Age of Consent, 1969
Dir: Michael Powell
February 14, 2009; Netflix Wakefield MA

Michael Powell's Age of Consent is a telling story of the obsession of the artist, keen to rekindle his talent that made him famous by going home, wrapped around a bizarre yet satisfying relationship between the artist and a "wild child" girl whom he meets on a sparsely populated island off the coast of Queensland, Australia.

Going into watching this, I had only ever seen of Powell's Peeping Tom (1960), a film which was banned in many places for its risque subject matter. So when I saw the title of this, I was expecting something a little more dark than this turned out to be. The movie is well acted, and with greats like James Mason and the debut of Helen Mirren, I don't think you could expect anything less. The photography is great, and made me wish I could vacation to the Great Barrier Reef all the time. Watching the striking Mirren swim naked through the blue crystals of coral is breathtaking.
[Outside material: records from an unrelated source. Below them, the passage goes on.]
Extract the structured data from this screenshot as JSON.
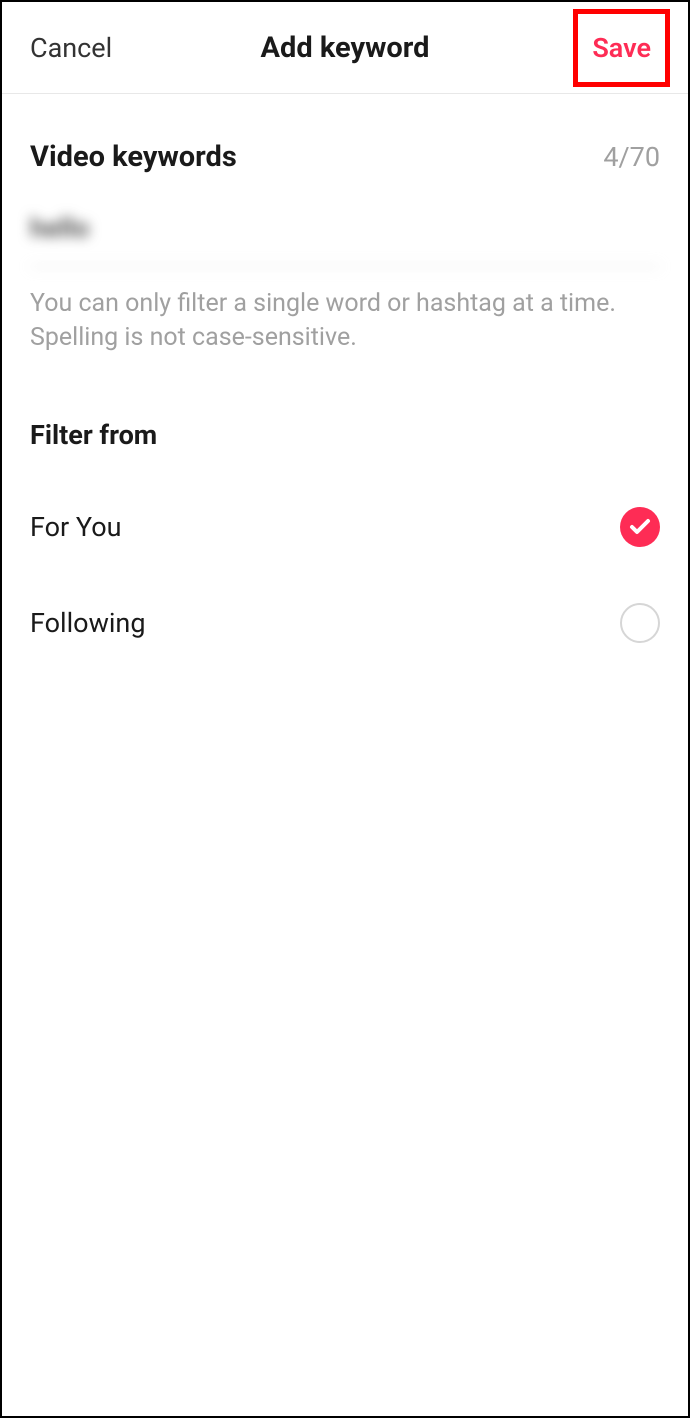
{
  "header": {
    "cancel_label": "Cancel",
    "title": "Add keyword",
    "save_label": "Save"
  },
  "keywords": {
    "section_title": "Video keywords",
    "counter": "4/70",
    "input_value": "hello",
    "helper_text": "You can only filter a single word or hashtag at a time. Spelling is not case-sensitive."
  },
  "filter": {
    "section_title": "Filter from",
    "options": [
      {
        "label": "For You",
        "selected": true
      },
      {
        "label": "Following",
        "selected": false
      }
    ]
  },
  "colors": {
    "accent": "#fe2c55",
    "highlight_box": "#ff0000"
  }
}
The music, however, is almost to kitschy and "happenin" 60s for me and it almost made me laugh, and it reminded me of how the weird jazz music in Roman Polanski's Knife in the Water almost intruded upon an interesting film, as did some of the comedy, which was a little too much at times and made the film uneven.

This film definitely is interesting though, when looking at the way an artist rediscovers his passion for art through a muse, whom he finds in an unlikely place, and through the girl, who, while longing to leave the island and her childhood behind, discovers art and romance.